Good Material by Dolly Alderton

Good Material
by Dolly Alderton
Read by Arthur Darvill and Vanessa Kirby
9 hours, 54 minutes
Published January 2024 by Knopf Doubleday Publishing Group

Publisher's Summary: 
Andy loves Jen. Jen loved Andy. And he can't work out why she stopped.

Now he is. . .

Without a home

Waiting for his stand-up career to take off

Wondering why everyone else around him seems to have grown up while he wasn't looking

Set adrift on the sea of heartbreak, Andy clings to the idea of solving the puzzle of his ruined relationship. Because if he can find the answer to that, then maybe Jen can find her way back to him. But Andy still has a lot to learn, not least his ex-girlfriend's side of the story…

In this sharply funny and exquisitely relatable story of romantic disaster and friendship, Dolly Alderton offers up a love story with two endings, demonstrating once again why she is one of the most exciting writers today, and the true voice of a generation.

My Thoughts: 
Recently I've had the television to myself more and I've been searching for rom-coms like the ones they made in the 1990's (think Notting Hill, Two Weeks Notice, 10 Things I Hate About You) to no avail.
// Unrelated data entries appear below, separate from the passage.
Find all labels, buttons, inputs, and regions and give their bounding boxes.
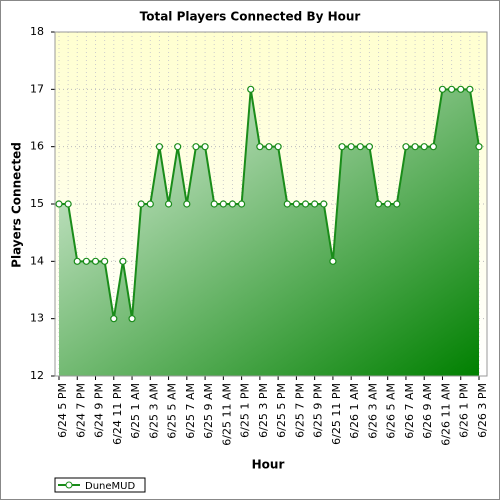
x-tick-label: 6/24 7 PM bbox=[74, 383, 87, 438]
marker bbox=[311, 200, 319, 208]
marker bbox=[365, 143, 374, 151]
marker bbox=[420, 143, 428, 151]
marker bbox=[393, 200, 401, 208]
marker bbox=[384, 200, 392, 208]
x-tick-label: 6/25 5 PM bbox=[275, 383, 288, 438]
marker bbox=[457, 85, 465, 93]
x-tick-label: 6/24 9 PM bbox=[93, 383, 106, 438]
y-tick-label: 16 bbox=[30, 140, 44, 153]
marker bbox=[466, 85, 474, 93]
marker bbox=[411, 143, 419, 151]
x-tick-label: 6/25 1 AM bbox=[129, 383, 142, 439]
marker bbox=[274, 143, 282, 151]
marker bbox=[192, 143, 200, 151]
marker bbox=[347, 143, 355, 151]
marker bbox=[101, 257, 109, 265]
marker bbox=[201, 143, 209, 151]
x-tick-label: 6/25 3 AM bbox=[147, 383, 160, 439]
marker bbox=[475, 143, 483, 151]
x-tick-label: 6/26 3 AM bbox=[366, 383, 379, 439]
marker bbox=[183, 200, 191, 208]
marker bbox=[320, 200, 328, 208]
x-tick-label: 6/26 3 PM bbox=[476, 383, 489, 438]
marker bbox=[137, 200, 145, 208]
x-axis-title: Hour bbox=[252, 458, 285, 472]
marker bbox=[402, 143, 410, 151]
area bbox=[59, 89, 479, 376]
marker bbox=[164, 200, 173, 208]
marker bbox=[64, 200, 72, 208]
marker bbox=[210, 200, 218, 208]
x-tick-label: 6/25 7 AM bbox=[184, 383, 197, 439]
marker bbox=[338, 143, 346, 151]
marker bbox=[119, 257, 127, 265]
marker bbox=[301, 200, 310, 208]
marker bbox=[256, 143, 264, 151]
marker bbox=[174, 143, 182, 151]
y-tick-label: 15 bbox=[30, 197, 44, 210]
chart-title: Total Players Connected By Hour bbox=[140, 10, 361, 24]
x-tick-label: 6/26 11 AM bbox=[439, 383, 452, 446]
x-tick-label: 6/25 1 PM bbox=[239, 383, 252, 438]
marker bbox=[374, 200, 383, 208]
y-axis-title: Players Connected bbox=[10, 142, 24, 268]
x-tick-label: 6/25 9 AM bbox=[202, 383, 215, 439]
marker bbox=[55, 200, 63, 208]
marker bbox=[265, 143, 273, 151]
marker bbox=[292, 200, 300, 208]
marker bbox=[438, 85, 447, 93]
y-tick-label: 13 bbox=[30, 312, 44, 325]
legend-label: DuneMUD bbox=[85, 481, 135, 492]
marker bbox=[283, 200, 291, 208]
marker bbox=[448, 85, 456, 93]
marker bbox=[128, 315, 136, 323]
marker bbox=[356, 143, 364, 151]
marker bbox=[429, 143, 437, 151]
marker bbox=[91, 257, 100, 265]
legend-marker bbox=[65, 481, 73, 489]
marker bbox=[155, 143, 164, 151]
x-tick-label: 6/24 11 PM bbox=[111, 383, 124, 445]
x-tick-label: 6/25 3 PM bbox=[257, 383, 270, 438]
marker bbox=[110, 315, 118, 323]
x-tick-label: 6/25 11 PM bbox=[330, 383, 343, 445]
x-tick-label: 6/26 7 AM bbox=[403, 383, 416, 439]
plot-border bbox=[54, 31, 488, 377]
y-tick-label: 14 bbox=[30, 254, 44, 267]
legend-box bbox=[54, 477, 146, 493]
x-tick-label: 6/25 9 PM bbox=[312, 383, 325, 438]
marker bbox=[82, 257, 90, 265]
x-tick-label: 6/26 5 AM bbox=[385, 383, 398, 439]
y-tick-label: 17 bbox=[30, 82, 44, 95]
y-tick-label: 12 bbox=[30, 369, 44, 382]
x-tick-label: 6/25 5 AM bbox=[166, 383, 179, 439]
x-tick-label: 6/26 1 PM bbox=[458, 383, 471, 438]
marker bbox=[219, 200, 227, 208]
x-tick-label: 6/25 11 AM bbox=[220, 383, 233, 446]
marker bbox=[238, 200, 246, 208]
marker bbox=[247, 85, 255, 93]
x-tick-label: 6/26 1 AM bbox=[348, 383, 361, 439]
y-tick-label: 18 bbox=[30, 25, 44, 38]
marker bbox=[146, 200, 154, 208]
marker bbox=[73, 257, 81, 265]
x-tick-label: 6/25 7 PM bbox=[293, 383, 306, 438]
marker bbox=[228, 200, 237, 208]
marker bbox=[329, 257, 337, 265]
x-tick-label: 6/24 5 PM bbox=[56, 383, 69, 438]
x-tick-label: 6/26 9 AM bbox=[421, 383, 434, 439]
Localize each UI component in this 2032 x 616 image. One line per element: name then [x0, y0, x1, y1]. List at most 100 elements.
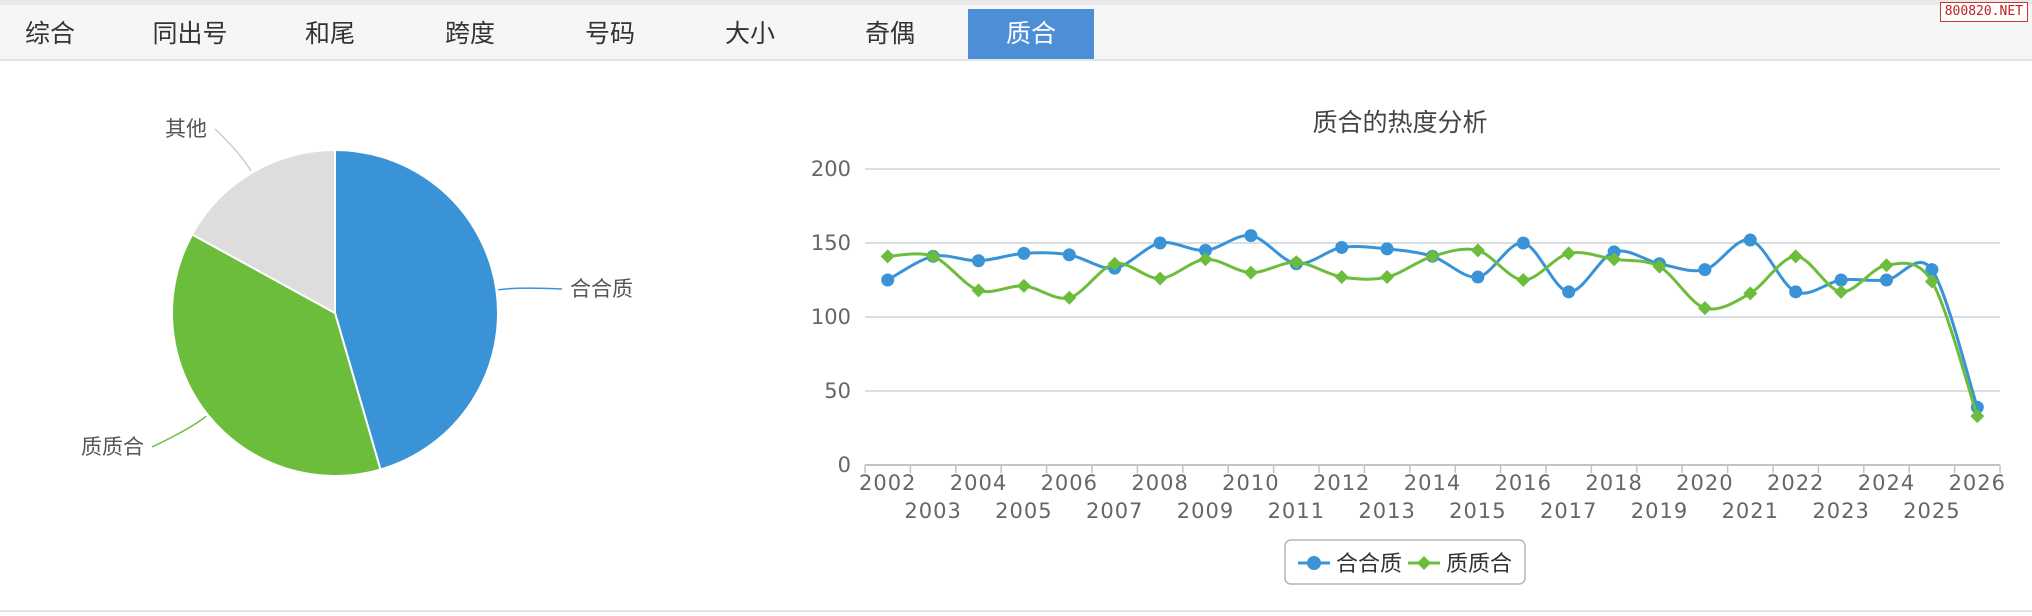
tab-kuadu[interactable]: 跨度: [444, 19, 495, 48]
tab-haoma[interactable]: 号码: [584, 19, 635, 48]
data-point[interactable]: [1153, 271, 1168, 286]
data-point[interactable]: [1470, 243, 1485, 258]
data-point[interactable]: [1834, 273, 1848, 287]
data-point[interactable]: [1834, 284, 1849, 299]
top-border: [0, 0, 2032, 5]
x-tick-label: 2002: [859, 471, 916, 495]
data-point[interactable]: [1879, 258, 1894, 273]
data-point[interactable]: [972, 254, 985, 268]
data-point[interactable]: [1562, 285, 1576, 299]
pie-label: 质质合: [81, 435, 144, 459]
legend-marker: [1417, 556, 1431, 570]
data-point[interactable]: [1017, 246, 1031, 260]
pie-connector: [151, 415, 207, 448]
x-tick-label: 2015: [1449, 499, 1506, 523]
y-tick-label: 0: [838, 453, 851, 477]
x-tick-label: 2007: [1086, 499, 1143, 523]
tab-jiou[interactable]: 奇偶: [864, 19, 915, 48]
data-point[interactable]: [1698, 263, 1712, 277]
tab-zhihe[interactable]: 质合: [968, 9, 1094, 59]
data-point[interactable]: [1199, 243, 1212, 257]
x-tick-label: 2024: [1858, 471, 1915, 495]
tab-daxiao[interactable]: 大小: [724, 19, 775, 48]
data-point[interactable]: [1334, 270, 1349, 285]
x-tick-label: 2018: [1585, 471, 1642, 495]
data-point[interactable]: [881, 273, 895, 287]
data-point[interactable]: [1062, 248, 1076, 262]
data-point[interactable]: [1516, 273, 1531, 287]
data-point[interactable]: [1924, 274, 1939, 289]
data-point[interactable]: [1289, 255, 1304, 270]
data-point[interactable]: [1925, 263, 1939, 277]
data-point[interactable]: [1198, 252, 1213, 267]
watermark: 800820.NET: [1939, 2, 2028, 22]
data-point[interactable]: [1516, 236, 1530, 250]
x-tick-label: 2017: [1540, 499, 1597, 523]
pie-slice[interactable]: [334, 148, 499, 471]
x-tick-label: 2005: [995, 499, 1052, 523]
x-tick-label: 2013: [1358, 499, 1415, 523]
data-point[interactable]: [1970, 409, 1985, 424]
x-tick-label: 2004: [950, 471, 1007, 495]
legend-label[interactable]: 合合质: [1336, 552, 1402, 577]
pie-slice[interactable]: [190, 148, 336, 315]
pie-label: 合合质: [570, 277, 633, 301]
data-point[interactable]: [1244, 229, 1258, 243]
data-point[interactable]: [1743, 286, 1758, 301]
data-point[interactable]: [880, 249, 895, 264]
x-tick-label: 2012: [1313, 471, 1370, 495]
line-chart: 质合的热度分析 0 50 100 150 200 2002 2003 2004 2005 2006…: [811, 108, 2006, 523]
data-point[interactable]: [1016, 278, 1031, 293]
data-point[interactable]: [971, 283, 986, 298]
tab-zonghe[interactable]: 综合: [24, 19, 75, 48]
x-tick-label: 2008: [1131, 471, 1188, 495]
data-point[interactable]: [1107, 256, 1122, 271]
x-tick-label: 2019: [1631, 499, 1688, 523]
x-tick-label: 2006: [1041, 471, 1098, 495]
data-point[interactable]: [1380, 242, 1394, 256]
data-point[interactable]: [1607, 252, 1622, 267]
pie-connector: [498, 287, 563, 291]
y-tick-label: 50: [824, 379, 851, 403]
y-tick-label: 150: [811, 231, 851, 255]
x-tick-label: 2021: [1722, 499, 1779, 523]
data-point[interactable]: [1471, 270, 1485, 284]
data-point[interactable]: [1789, 285, 1803, 299]
tab-tongchuhao[interactable]: 同出号: [152, 19, 228, 48]
data-point[interactable]: [1380, 270, 1395, 285]
tab-hewei[interactable]: 和尾: [304, 19, 355, 48]
x-tick-label: 2026: [1949, 471, 2006, 495]
legend-marker: [1307, 556, 1321, 570]
data-point[interactable]: [1561, 246, 1576, 261]
x-tick-label: 2009: [1177, 499, 1234, 523]
chart-title: 质合的热度分析: [1312, 108, 1487, 137]
data-point[interactable]: [1425, 249, 1440, 264]
x-tick-label: 2011: [1268, 499, 1325, 523]
legend-label[interactable]: 质质合: [1446, 552, 1512, 577]
data-point[interactable]: [1697, 301, 1712, 316]
x-tick-label: 2022: [1767, 471, 1824, 495]
x-tick-label: 2023: [1812, 499, 1869, 523]
y-tick-label: 200: [811, 157, 851, 181]
x-tick-label: 2025: [1903, 499, 1960, 523]
chart-legend: 合合质 质质合: [1284, 539, 1526, 585]
data-point[interactable]: [1652, 259, 1667, 274]
pie-connector: [214, 128, 252, 172]
data-point[interactable]: [1788, 249, 1803, 264]
data-point[interactable]: [1153, 236, 1167, 250]
x-tick-label: 2003: [904, 499, 961, 523]
data-point[interactable]: [1743, 233, 1757, 247]
x-tick-label: 2020: [1676, 471, 1733, 495]
data-point[interactable]: [1062, 290, 1077, 305]
data-point[interactable]: [1335, 240, 1349, 254]
data-point[interactable]: [1880, 273, 1893, 287]
data-point[interactable]: [1243, 265, 1258, 280]
x-tick-label: 2014: [1404, 471, 1461, 495]
data-point[interactable]: [1607, 245, 1621, 259]
x-tick-label: 2016: [1495, 471, 1552, 495]
data-point[interactable]: [926, 249, 941, 264]
pie-slice[interactable]: [171, 233, 382, 477]
bottom-border: [0, 610, 2032, 612]
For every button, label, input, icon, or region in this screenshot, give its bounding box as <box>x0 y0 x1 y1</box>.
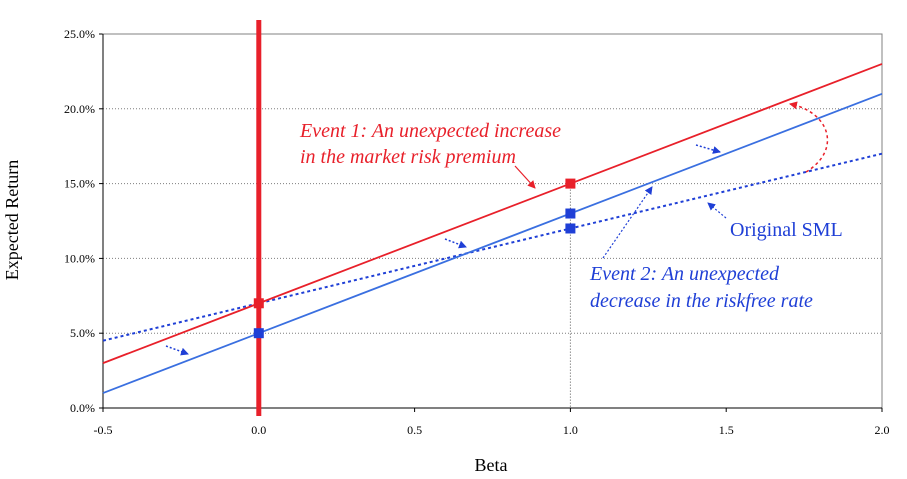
event-1-sml-line <box>102 63 883 364</box>
data-marker-2 <box>253 328 264 339</box>
event-1-line-1: Event 1: An unexpected increase <box>299 120 561 142</box>
y-axis-title: Expected Return <box>2 160 22 280</box>
axes <box>99 20 883 416</box>
y-tick-label-2: 10.0% <box>64 251 95 265</box>
data-marker-1 <box>565 178 576 189</box>
shift-arrows <box>165 101 829 356</box>
shift-arrow-2 <box>695 144 721 154</box>
original-sml-label: Original SML <box>730 219 843 241</box>
y-tick-label-4: 20.0% <box>64 102 95 116</box>
event-2-line-1: Event 2: An unexpected <box>589 263 780 285</box>
event-2-line-2: decrease in the riskfree rate <box>590 290 813 312</box>
event-1-curved-arrow <box>789 101 829 173</box>
x-tick-label-2: 0.5 <box>407 423 422 437</box>
event-2-sml-line <box>102 92 883 394</box>
data-marker-3 <box>565 208 576 219</box>
original-sml-pointer <box>707 202 727 219</box>
y-tick-label-1: 5.0% <box>70 326 95 340</box>
data-markers <box>253 178 576 339</box>
y-tick-labels: 0.0% 5.0% 10.0% 15.0% 20.0% 25.0% <box>64 27 95 415</box>
event-1-line-2: in the market risk premium <box>300 146 516 168</box>
original-sml-line <box>102 152 883 342</box>
x-tick-label-0: -0.5 <box>94 423 113 437</box>
y-tick-label-5: 25.0% <box>64 27 95 41</box>
x-tick-label-3: 1.0 <box>563 423 578 437</box>
data-marker-4 <box>565 223 576 234</box>
event-1-pointer <box>514 165 536 189</box>
x-tick-label-5: 2.0 <box>875 423 890 437</box>
x-tick-labels: -0.5 0.0 0.5 1.0 1.5 2.0 <box>94 423 890 437</box>
series-lines <box>102 63 883 394</box>
x-tick-label-1: 0.0 <box>251 423 266 437</box>
data-marker-0 <box>253 298 264 309</box>
y-tick-label-3: 15.0% <box>64 177 95 191</box>
shift-arrow-0 <box>165 345 189 356</box>
x-axis-title: Beta <box>475 455 508 475</box>
y-tick-label-0: 0.0% <box>70 401 95 415</box>
shift-arrow-1 <box>444 238 467 249</box>
x-tick-label-4: 1.5 <box>719 423 734 437</box>
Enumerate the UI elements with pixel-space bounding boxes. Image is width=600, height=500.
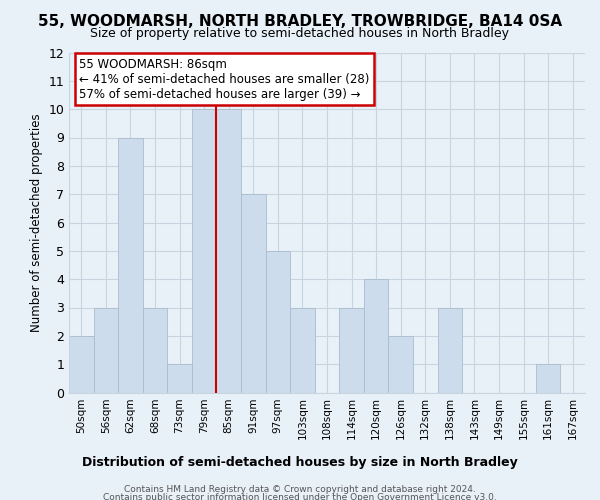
Bar (241, 194, 266, 392)
Bar (536, 364, 560, 392)
Text: Distribution of semi-detached houses by size in North Bradley: Distribution of semi-detached houses by … (82, 456, 518, 469)
Bar (437, 308, 462, 392)
Text: 55, WOODMARSH, NORTH BRADLEY, TROWBRIDGE, BA14 0SA: 55, WOODMARSH, NORTH BRADLEY, TROWBRIDGE… (38, 14, 562, 29)
Bar (69, 336, 94, 392)
Bar (339, 308, 364, 392)
Bar (266, 251, 290, 392)
Y-axis label: Number of semi-detached properties: Number of semi-detached properties (30, 113, 43, 332)
Bar (217, 109, 241, 393)
Text: Contains public sector information licensed under the Open Government Licence v3: Contains public sector information licen… (103, 493, 497, 500)
Bar (143, 308, 167, 392)
Bar (94, 308, 118, 392)
Bar (364, 279, 388, 392)
Bar (167, 364, 192, 392)
Bar (118, 138, 143, 392)
Bar (192, 109, 217, 393)
Bar (290, 308, 315, 392)
Bar (388, 336, 413, 392)
Text: 55 WOODMARSH: 86sqm
← 41% of semi-detached houses are smaller (28)
57% of semi-d: 55 WOODMARSH: 86sqm ← 41% of semi-detach… (79, 58, 370, 100)
Text: Size of property relative to semi-detached houses in North Bradley: Size of property relative to semi-detach… (91, 28, 509, 40)
Text: Contains HM Land Registry data © Crown copyright and database right 2024.: Contains HM Land Registry data © Crown c… (124, 485, 476, 494)
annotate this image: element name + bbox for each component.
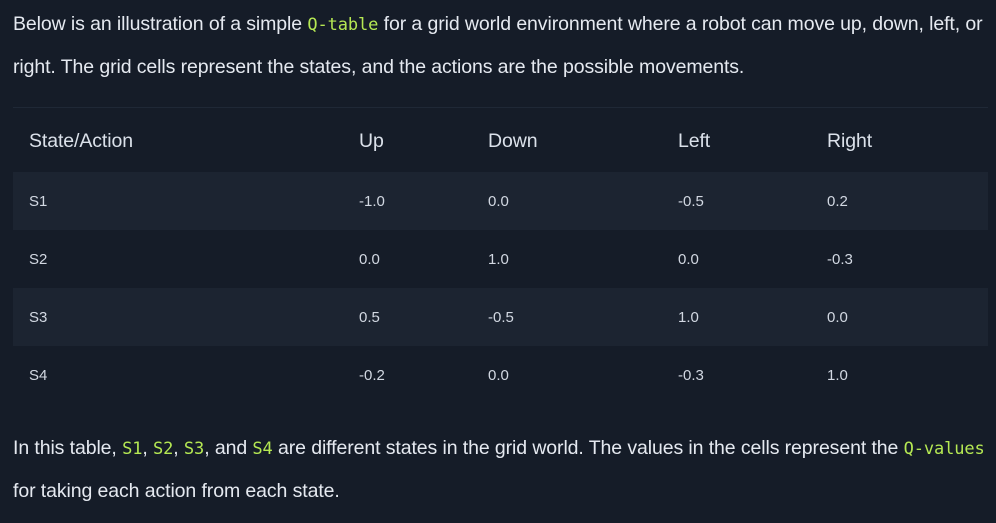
cell-up: -1.0 [343,172,472,230]
header-down: Down [488,130,538,152]
cell-down: 1.0 [472,230,662,288]
outro-text: In this table, [13,437,123,459]
cell-up: -0.2 [343,346,472,404]
cell-down: -0.5 [472,288,662,346]
cell-right: -0.3 [811,230,988,288]
cell-up: 0.0 [343,230,472,288]
table-top-divider [13,107,988,108]
outro-text: are different states in the grid world. … [272,437,904,459]
table-row: S3 0.5 -0.5 1.0 0.0 [13,288,988,346]
cell-state: S2 [13,230,343,288]
cell-state: S3 [13,288,343,346]
inline-code-s4: S4 [252,439,273,459]
cell-right: 1.0 [811,346,988,404]
cell-left: -0.3 [662,346,811,404]
outro-text: , and [204,437,253,459]
inline-code-s2: S2 [153,439,174,459]
outro-text: , [173,437,184,459]
table-row: S1 -1.0 0.0 -0.5 0.2 [13,172,988,230]
cell-left: -0.5 [662,172,811,230]
inline-code-q-values: Q-values [903,439,985,459]
inline-code-s1: S1 [122,439,143,459]
header-up: Up [359,130,384,152]
inline-code-s3: S3 [183,439,205,459]
intro-paragraph: Below is an illustration of a simple Q-t… [13,3,986,88]
outro-text: for taking each action from each state. [13,480,340,502]
cell-state: S1 [13,172,343,230]
table-row: S2 0.0 1.0 0.0 -0.3 [13,230,988,288]
q-table: State/Action Up Down Left Right S1 -1.0 … [13,111,988,404]
header-right: Right [827,130,873,152]
table-header-row: State/Action Up Down Left Right [13,111,988,172]
outro-text: , [142,437,153,459]
table-row: S4 -0.2 0.0 -0.3 1.0 [13,346,988,404]
header-left: Left [678,130,711,152]
intro-text-after: for a grid world environment where a rob… [13,13,983,78]
header-state-action: State/Action [29,130,133,152]
outro-paragraph: In this table, S1, S2, S3, and S4 are di… [13,427,986,512]
cell-right: 0.2 [811,172,988,230]
cell-down: 0.0 [472,346,662,404]
cell-left: 1.0 [662,288,811,346]
cell-left: 0.0 [662,230,811,288]
inline-code-q-table: Q-table [307,15,379,35]
cell-down: 0.0 [472,172,662,230]
intro-text-before: Below is an illustration of a simple [13,13,308,35]
cell-state: S4 [13,346,343,404]
cell-right: 0.0 [811,288,988,346]
cell-up: 0.5 [343,288,472,346]
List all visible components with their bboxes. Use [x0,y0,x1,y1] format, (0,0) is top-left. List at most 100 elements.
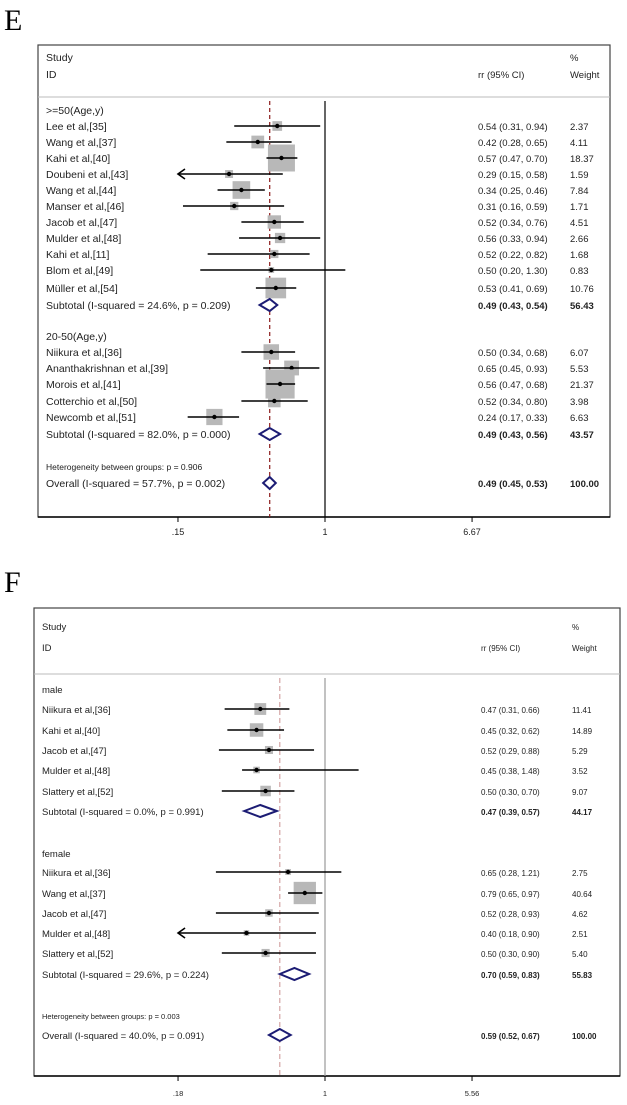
heterogeneity-label: Heterogeneity between groups: p = 0.003 [42,1012,180,1021]
forest-row-study: Wang et al,[37] 0.79 (0.65, 0.97) 40.64 [42,881,593,905]
effect-ci-value: 0.57 (0.47, 0.70) [478,154,548,165]
weight-value: 5.29 [572,747,588,756]
point-estimate [263,950,268,956]
forest-row-study: Mulder et al,[48] 0.40 (0.18, 0.90) 2.51 [42,927,588,940]
forest-row-study: Kahi et al,[40] 0.57 (0.47, 0.70) 18.37 [46,144,594,172]
study-label: Ananthakrishnan et al,[39] [46,363,168,375]
forest-row-study: Newcomb et al,[51] 0.24 (0.17, 0.33) 6.63 [46,408,589,426]
point-estimate [272,398,277,404]
effect-ci-value: 0.49 (0.43, 0.56) [478,430,548,441]
forest-row-study: Mulder et al,[48] 0.56 (0.33, 0.94) 2.66 [46,232,589,245]
study-label: Kahi et al,[11] [46,249,110,261]
weight-value: 21.37 [570,380,594,391]
point-estimate [226,171,232,177]
point-estimate [263,788,268,794]
effect-ci-value: 0.52 (0.34, 0.76) [478,218,548,229]
forest-row-subtotal: Subtotal (I-squared = 29.6%, p = 0.224) 0… [42,966,593,982]
forest-row-study: Jacob et al,[47] 0.52 (0.29, 0.88) 5.29 [42,745,588,757]
weight-value: 0.83 [570,266,589,277]
effect-ci-value: 0.70 (0.59, 0.83) [481,971,540,980]
forest-row-study: Manser et al,[46] 0.31 (0.16, 0.59) 1.71 [46,201,589,213]
point-estimate [239,187,244,193]
study-label: Blom et al,[49] [46,265,113,277]
effect-ci-value: 0.56 (0.47, 0.68) [478,380,548,391]
point-estimate [279,155,284,161]
study-label: Wang et al,[37] [46,137,116,149]
ci-truncated-arrow [176,168,186,180]
effect-ci-value: 0.45 (0.38, 1.48) [481,767,540,776]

I'm not necessarily looking for that same kind of story; I'm looking for those stories that truly match up romance with comedy, especially those with snappy dialogue. While a movie adaptation of Good Material won't have that same kind of happy ending, there is plenty of heart and humor here that I think would make a great movie. 

I listened to this one and was very much enjoying Andy's side of the story. Sure he's a grown man that needs to accept the fact that it's time to get a big boy job that he can support himself with, notably because his comedy career is going no where and he's unwilling to make any change to his routine. He's grown comfortable with his life and that's part of the problem. In the aftermath of the breakup, he falls into all of the usual traps. But I couldn't help but like him and root for him to grow up...and get over it, to be honest. 

In the back of my mind, as I listened to Andy's story, I kept wondering when that female narrator was going to come in...and then she did, telling us the story from Jen's point of view. And here's the thing, Jen does still love Andy. But Jen can see that, even if Andy changes, theirs is a relationship that simply won't give either of them what they need in life. 

I feel like I may have liked this book more than a lot of other reviewers, many of whom found that Andy was a flat character. But he was surrounded by characters, in my opinion, that helped flesh out his side of the story and make what had happened between Andy and Jen clearer. One reviewer, who read the book in print, felt the switch to Jen's voice was jarring; but, of course, knowing that there were two narrators, I was expecting it and looking forward to hearing her side of the story. Because there are always two sides to a story.